Amid a plodding economic recovery, investors are picking up distressed properties at big discounts. Kisco Senior Living recently purchased a seniors housing project in San Antonio at auction for less than half of the original development cost of $37 million.
The property, Villa de San Antonio, opened in 2006 as a continuing care retirement community. It features 114 independent living units, 24 cottages and 55 assisted living units.
Sales were slow because of the housing downturn.
Two bidders vied for the property. The Covenant Group, based in Fort Worth, Texas, made an offer of $14.6 million. The other bidder, Kisco, had previously purchased a controlling interest in the outstanding bonds when the property went into bankruptcy.
Kisco ultimately won the auction with a bid of $17 million. The transaction closed in June. “Since we owned most of the bonds, we were the likely buyer,” says Andy Kohlberg, president and CEO of Kisco based in Carlsbad, Calif. The company owns and operates 20 seniors housing projects.
“There are a lot of struggling properties out there for sale,” emphasizes Kohlberg. “But the key is finding the ones that are fixable.”
Kisco isn’t simply acquiring properties. The company also is building two new continuing care communities, one in Hawaii and another in Greensboro, N.C.
Villa de San Antonio was built by the Franciscan Sisters of
The Franciscan Sisters organization, which owns and operates 13 projects, has undergone some changes lately. In 2009, the organization sold a portfolio of six nursing homes for $34.5 million to Louisville, Ky.-based Trilogy Health Services.
Trilogy operates 56 skilled nursing and assisted living projects. At the time of the sale, the Franciscan Sisters said they were exiting the nursing home business to concentrate on their continuing care projects.
In early July, the upscale continuing care community in downtown Chicago owned by the Franciscan Sisters averted default. Bondholders approved a financial restructuring of The Clare at Water Tower, a 248-unit project at 55 E. Pearson St., just off Michigan Avenue. The 52-story, $272 million building opened in December 2008.
Construction delays and a weak housing market led to cancellations at the property where entrance fees range from $525,000 to $2.9 million. Most bondholders will get 70 cents on the dollar. The Franciscan Sisters have put $5 million in cash into the Clare over the last several months to cover operating expenses.
Turnaround consultant Tom Allison, an executive at Mesirow Financial Consulting, was brought in as president and chief executive of the Franciscan Sisters organization in August 2008.

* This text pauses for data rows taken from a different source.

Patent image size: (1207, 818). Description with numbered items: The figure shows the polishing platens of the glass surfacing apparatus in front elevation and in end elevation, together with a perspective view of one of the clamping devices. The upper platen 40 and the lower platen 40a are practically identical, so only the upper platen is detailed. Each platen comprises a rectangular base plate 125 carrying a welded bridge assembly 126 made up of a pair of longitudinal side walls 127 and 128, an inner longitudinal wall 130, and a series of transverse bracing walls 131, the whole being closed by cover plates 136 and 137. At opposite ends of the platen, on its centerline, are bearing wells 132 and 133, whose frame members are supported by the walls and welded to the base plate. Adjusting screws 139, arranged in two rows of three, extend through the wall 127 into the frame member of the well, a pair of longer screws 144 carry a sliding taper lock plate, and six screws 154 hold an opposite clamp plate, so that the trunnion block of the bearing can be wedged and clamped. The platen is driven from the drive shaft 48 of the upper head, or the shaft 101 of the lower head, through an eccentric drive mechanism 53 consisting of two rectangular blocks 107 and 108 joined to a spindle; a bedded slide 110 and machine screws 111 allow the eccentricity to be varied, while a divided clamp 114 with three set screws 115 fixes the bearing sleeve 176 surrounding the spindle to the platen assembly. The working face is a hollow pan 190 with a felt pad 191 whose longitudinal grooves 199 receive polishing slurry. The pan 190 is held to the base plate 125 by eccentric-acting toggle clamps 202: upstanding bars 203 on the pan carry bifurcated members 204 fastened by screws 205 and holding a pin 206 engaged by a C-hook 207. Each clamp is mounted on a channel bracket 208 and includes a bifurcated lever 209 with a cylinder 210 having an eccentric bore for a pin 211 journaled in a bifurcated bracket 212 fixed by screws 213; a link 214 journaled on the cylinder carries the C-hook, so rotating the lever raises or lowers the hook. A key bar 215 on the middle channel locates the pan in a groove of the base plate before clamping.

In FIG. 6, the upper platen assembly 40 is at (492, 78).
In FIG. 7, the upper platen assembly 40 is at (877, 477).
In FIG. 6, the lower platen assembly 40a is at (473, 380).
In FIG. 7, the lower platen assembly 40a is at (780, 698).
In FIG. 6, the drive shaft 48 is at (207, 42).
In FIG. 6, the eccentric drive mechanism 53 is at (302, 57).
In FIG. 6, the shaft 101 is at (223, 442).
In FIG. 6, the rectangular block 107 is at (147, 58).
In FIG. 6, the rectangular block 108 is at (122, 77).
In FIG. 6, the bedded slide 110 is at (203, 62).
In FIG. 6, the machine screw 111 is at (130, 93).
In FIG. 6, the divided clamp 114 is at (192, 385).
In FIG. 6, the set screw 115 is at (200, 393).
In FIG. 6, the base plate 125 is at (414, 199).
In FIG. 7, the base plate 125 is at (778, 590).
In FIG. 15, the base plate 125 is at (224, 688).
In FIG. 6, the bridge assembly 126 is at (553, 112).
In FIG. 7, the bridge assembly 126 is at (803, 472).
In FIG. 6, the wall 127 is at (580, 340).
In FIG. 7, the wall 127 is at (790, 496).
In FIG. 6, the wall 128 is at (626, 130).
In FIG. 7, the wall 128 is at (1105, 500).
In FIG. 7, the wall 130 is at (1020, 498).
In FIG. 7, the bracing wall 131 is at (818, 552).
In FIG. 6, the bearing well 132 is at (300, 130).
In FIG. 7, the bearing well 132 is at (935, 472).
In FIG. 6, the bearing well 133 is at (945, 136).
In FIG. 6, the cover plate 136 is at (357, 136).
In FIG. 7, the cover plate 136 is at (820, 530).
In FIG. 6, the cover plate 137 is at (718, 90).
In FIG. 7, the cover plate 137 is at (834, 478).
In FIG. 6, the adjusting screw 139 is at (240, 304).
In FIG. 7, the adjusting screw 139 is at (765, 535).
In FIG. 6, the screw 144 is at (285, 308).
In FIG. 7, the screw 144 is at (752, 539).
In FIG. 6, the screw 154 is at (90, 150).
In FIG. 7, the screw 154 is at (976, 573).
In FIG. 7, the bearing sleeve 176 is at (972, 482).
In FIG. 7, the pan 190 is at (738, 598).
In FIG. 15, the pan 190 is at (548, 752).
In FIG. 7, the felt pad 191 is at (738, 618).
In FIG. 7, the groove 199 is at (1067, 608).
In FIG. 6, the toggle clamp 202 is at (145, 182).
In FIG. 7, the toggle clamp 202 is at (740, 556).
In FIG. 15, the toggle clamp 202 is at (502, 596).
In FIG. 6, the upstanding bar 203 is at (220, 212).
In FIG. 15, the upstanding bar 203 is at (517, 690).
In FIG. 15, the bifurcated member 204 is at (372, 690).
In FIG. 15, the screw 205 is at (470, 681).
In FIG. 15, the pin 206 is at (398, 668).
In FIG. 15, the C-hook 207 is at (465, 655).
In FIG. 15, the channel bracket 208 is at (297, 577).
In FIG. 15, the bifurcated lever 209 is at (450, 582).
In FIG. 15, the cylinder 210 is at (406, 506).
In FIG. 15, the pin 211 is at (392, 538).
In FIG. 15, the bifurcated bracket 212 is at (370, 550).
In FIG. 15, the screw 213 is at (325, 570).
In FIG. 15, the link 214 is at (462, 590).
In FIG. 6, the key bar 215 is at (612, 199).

The Clare’s problems didn’t trigger the portfolio sale to Trilogy, or the recent sale of the San Antonio property, says Allison. “These were independent transactions.”
The Trilogy portfolio of nursing homes wasn’t core to the group’s mission, Allison adds. The location of the San Antonio property didn’t make a lot of sense since the group’s other properties are all in the Midwest.
Villa de San Antonio was converted to a rental community prior to the bankruptcy in order to fill units. Kisco’s Kohlberg plans to stick with the rental model. Rents average about $3,000 a month.
“A rental model is a better fit for this market,” says Kohlberg. He explains that the project does not include a skilled nursing component typically offered at continuing care retirement communities with entrance fees.
Residents at Villa de San Antonio who paid an entrance fee will be offered a refund. Kohlberg thinks it will take about 18 months to fill the building. He expects cash-on-cash returns of more than 15%.
Villa de San Antonio is Kisco’s first property in Texas. “We like Texas,” says Kohlberg. The housing markets in the Lone Star State are not as depressed as in other areas of the country, he says. The state’s current unemployment rate is 8.2% compared with 9.5% nationally.
Kisco is seeking seniors housing investments in Houston, Dallas and Austin. Kohlberg prefers properties with at least 150 units. Big projects give Kisco the scale needed to provide more services to residents than could be offered at small projects, he says.
It’s a good time to expand since property prices and construction costs are low, Kohlberg adds. “It’s much better to grow now instead of at the peak when property prices were well above replacement costs.”